Here’s why that common phrase undermines a child’s success …Whether we’re worried about a child getting hurt, or just sure they’re about to make a mess or break a dish, we parents are saying “be careful!” way too often. Not that we don’t have the duty to keep our children safe, or the right to ask them not to drop our nice china on the floor, but the phrase itself is unhelpful at best.
Petra Eperjesi of the Child and Nature Alliance of Canada points out how useless it is to overuse the phrase: “What do we even mean when we say ‘Be careful!’? It can mean, ‘I’m not sure what’s over there, please wait for me to come have a closer look with you,’ or it can mean ‘slow down and watch where you’re putting your feet’ … Without the specific details, it can also be meaningless.”

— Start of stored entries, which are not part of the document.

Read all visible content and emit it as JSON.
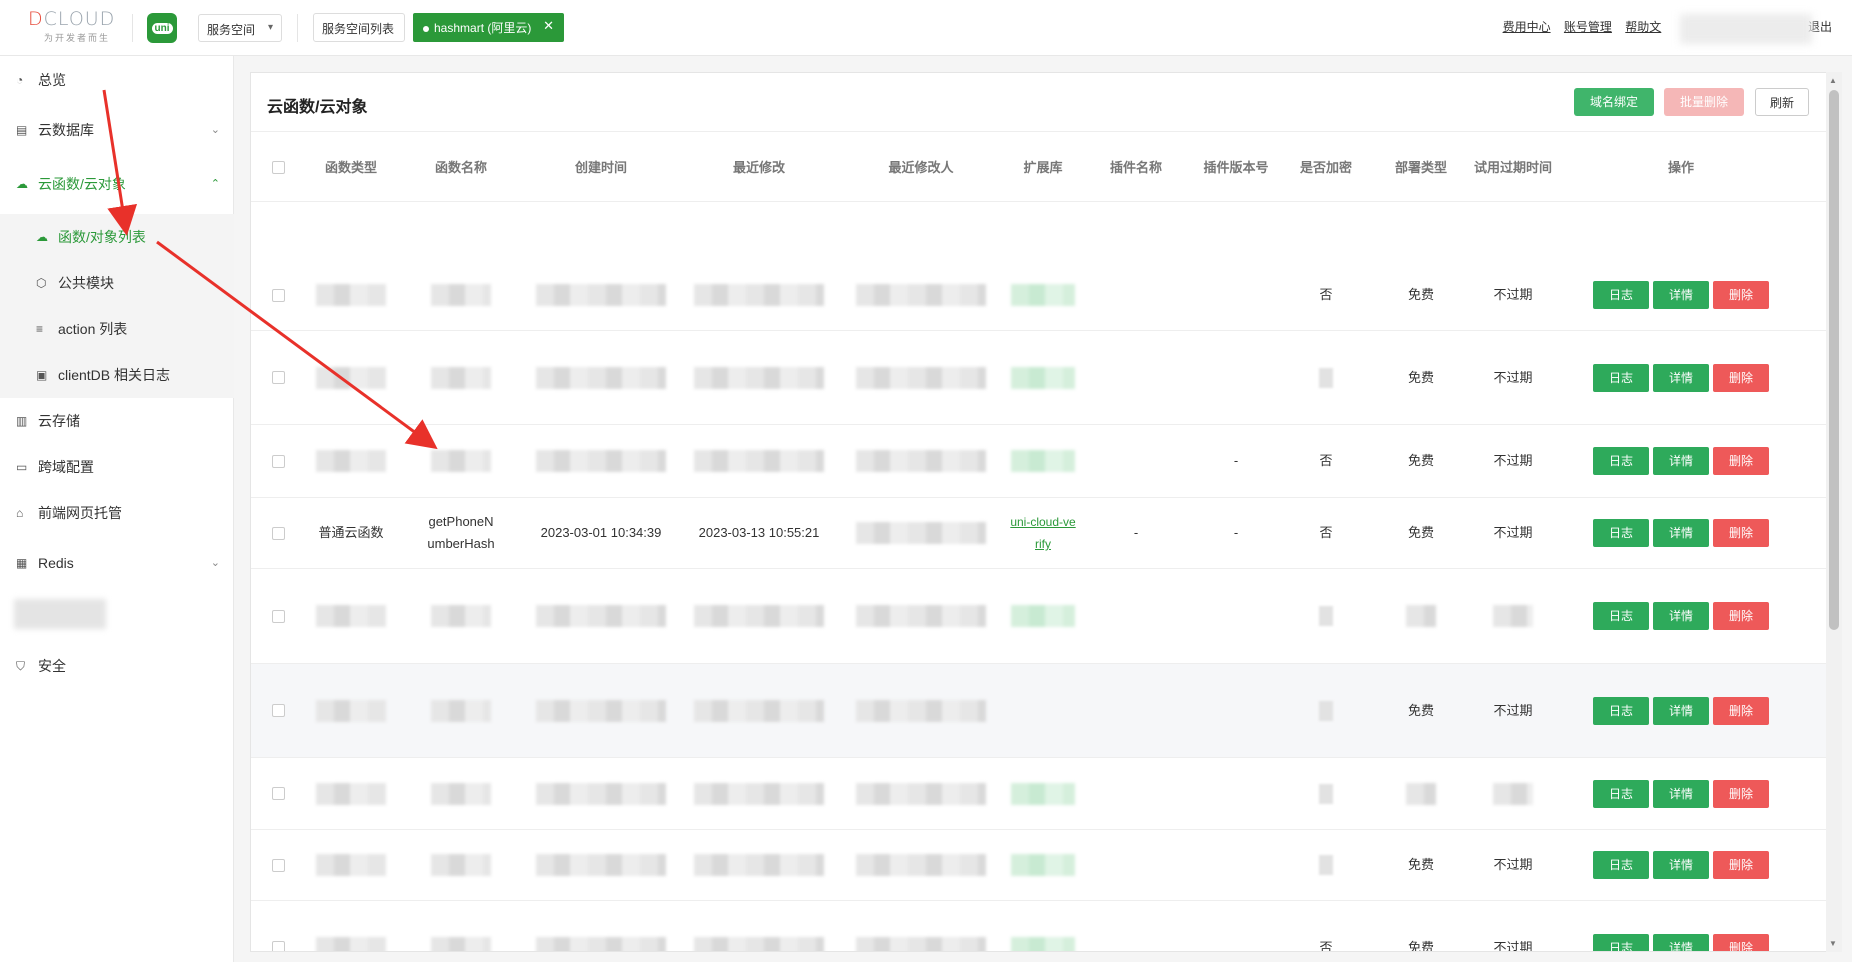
{
  "header": {
    "brand": "DCLOUD",
    "slogan": "为开发者而生",
    "uni_logo": "uni",
    "space_select": "服务空间",
    "space_list_button": "服务空间列表",
    "active_space_tab": "hashmart (阿里云)",
    "links": [
      "费用中心",
      "账号管理",
      "帮助文"
    ],
    "logout": "退出"
  },
  "sidebar": {
    "items": [
      {
        "label": "总览",
        "icon": "pie-chart-icon"
      },
      {
        "label": "云数据库",
        "icon": "database-icon"
      },
      {
        "label": "云函数/云对象",
        "icon": "cloud-icon"
      },
      {
        "label": "云存储",
        "icon": "storage-icon"
      },
      {
        "label": "跨域配置",
        "icon": "cross-domain-icon"
      },
      {
        "label": "前端网页托管",
        "icon": "hosting-icon"
      },
      {
        "label": "Redis",
        "icon": "redis-icon"
      },
      {
        "label": "安全",
        "icon": "shield-icon"
      }
    ],
    "subitems": [
      {
        "label": "函数/对象列表",
        "icon": "cloud-icon"
      },
      {
        "label": "公共模块",
        "icon": "cube-icon"
      },
      {
        "label": "action 列表",
        "icon": "list-icon"
      },
      {
        "label": "clientDB 相关日志",
        "icon": "log-icon"
      }
    ]
  },
  "panel": {
    "title": "云函数/云对象",
    "buttons": {
      "domain": "域名绑定",
      "batch_delete": "批量删除",
      "refresh": "刷新"
    }
  },
  "table": {
    "headers": [
      "函数类型",
      "函数名称",
      "创建时间",
      "最近修改",
      "最近修改人",
      "扩展库",
      "插件名称",
      "插件版本号",
      "是否加密",
      "部署类型",
      "试用过期时间",
      "操作"
    ],
    "ops": {
      "log": "日志",
      "detail": "详情",
      "delete": "删除"
    },
    "visible_row": {
      "type": "普通云函数",
      "name": "getPhoneNumberHash",
      "created": "2023-03-01 10:34:39",
      "modified": "2023-03-13 10:55:21",
      "ext": "uni-cloud-verify",
      "plugin_name": "-",
      "plugin_version": "-",
      "encrypted": "否",
      "deploy": "免费",
      "expire": "不过期"
    },
    "rows": [
      {
        "encrypted": "否",
        "deploy": "免费",
        "expire": "不过期"
      },
      {
        "encrypted": "",
        "deploy": "免费",
        "expire": "不过期"
      },
      {
        "encrypted": "否",
        "deploy": "免费",
        "expire": "不过期",
        "plugin_version": "-"
      },
      {},
      {
        "encrypted": "",
        "deploy": "",
        "expire": ""
      },
      {
        "encrypted": "",
        "deploy": "免费",
        "expire": "不过期"
      },
      {
        "encrypted": "",
        "deploy": "",
        "expire": ""
      },
      {
        "encrypted": "",
        "deploy": "免费",
        "expire": "不过期"
      },
      {
        "encrypted": "否",
        "deploy": "免费",
        "expire": "不过期"
      }
    ]
  },
  "colors": {
    "primary": "#2b9939",
    "button_green": "#2eaa5b",
    "danger": "#ee5959",
    "arrow": "#e8312a"
  }
}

Eperjesi offers a list of alternatives. Do we really mean “please slow down,” or “make sure you have enough space,” or “stay focused”? Because even when the child is doing something dangerous, “Be careful” is too vague to help. All it manages to convey is the fact that we are worried about him, and that he’s doing something wrong.
That’s the other problem. Not only is this well meant, overused phrase unhelpful, it’s actually undermining the foundation of trust that ought to exist between parent and child. Now obviously, trust shouldn’t be indiscriminate, and it has to be earned. But ultimately, every relationship needs an element of trust, and for the same reason. If my husband or friend doesn’t trust me to do what they know I’m capable of, I’ll rightly feel that I’m not respected. Children need this respect just as much as adults.

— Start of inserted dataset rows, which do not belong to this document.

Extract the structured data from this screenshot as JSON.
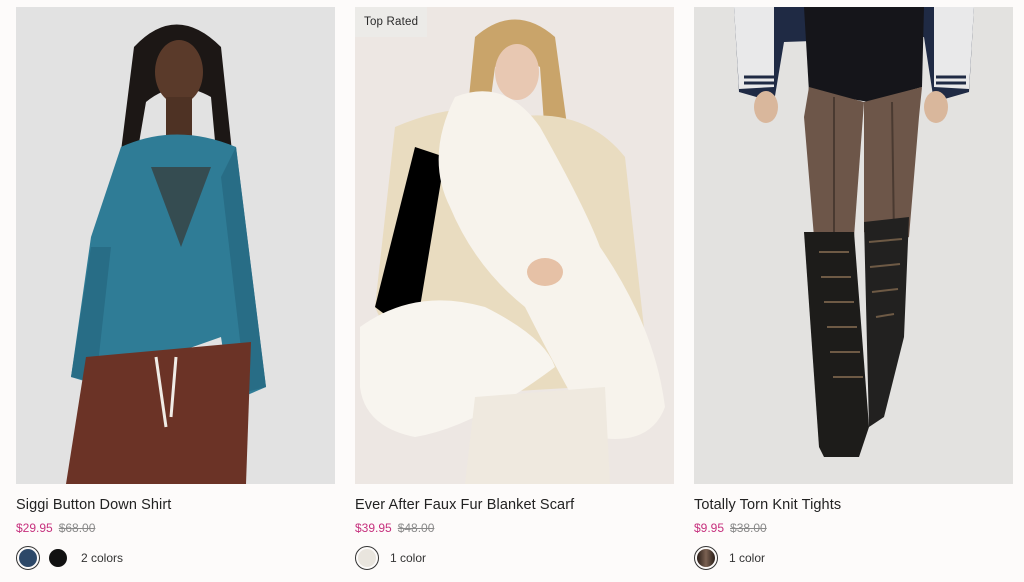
{
  "products": [
    {
      "name": "Siggi Button Down Shirt",
      "sale_price": "$29.95",
      "original_price": "$68.00",
      "color_count": "2 colors",
      "badge": "",
      "swatch_colors": [
        "#2d4868",
        "#111111"
      ],
      "image": "model-blue-mesh-shirt"
    },
    {
      "name": "Ever After Faux Fur Blanket Scarf",
      "sale_price": "$39.95",
      "original_price": "$48.00",
      "color_count": "1 color",
      "badge": "Top Rated",
      "swatch_colors": [
        "#e9e5de"
      ],
      "image": "model-cream-faux-fur-scarf"
    },
    {
      "name": "Totally Torn Knit Tights",
      "sale_price": "$9.95",
      "original_price": "$38.00",
      "color_count": "1 color",
      "badge": "",
      "swatch_colors": [
        "#3a2c25"
      ],
      "image": "model-knit-tights-boots"
    }
  ],
  "colors": {
    "sale_price": "#c6307d",
    "background": "#fdfbfa"
  }
}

Even for a young toddler, there are activities they’re capable of doing independently, even if it’s just going down stairs standing up, or mixing the cake batter for mom. When there are a lot of “be careful!”s thrown around, the message is clear — the parent is essentially saying, “I don’t trust you to do the task properly.” And maybe they can’t do the task properly! In that case, they shouldn’t be doing it. Or maybe they just need a few reminders. Then, being told to “be careful” isn’t helpful; they just need to hear how they can improve.
Specificity doesn’t just remind the child how to tackle a challenge appropriately, although that’s essential. When a parent is willing to be more specific in their instructions, it also builds up a foundation of respect between parent and child, based in the trust that’s built up between the two. When we can replace “be careful” with “Remember to use the banister,” or “Keep the spoon nice and low in the batter so it doesn’t splash,” the child learns, but he also hears the all-important attitude underlying the words: “I know you have it in you to get this right, even if you need a little reminding.”
It doesn’t take much, but it’s one of the many little things we can do to help our children develop a healthy sense of self-confidence.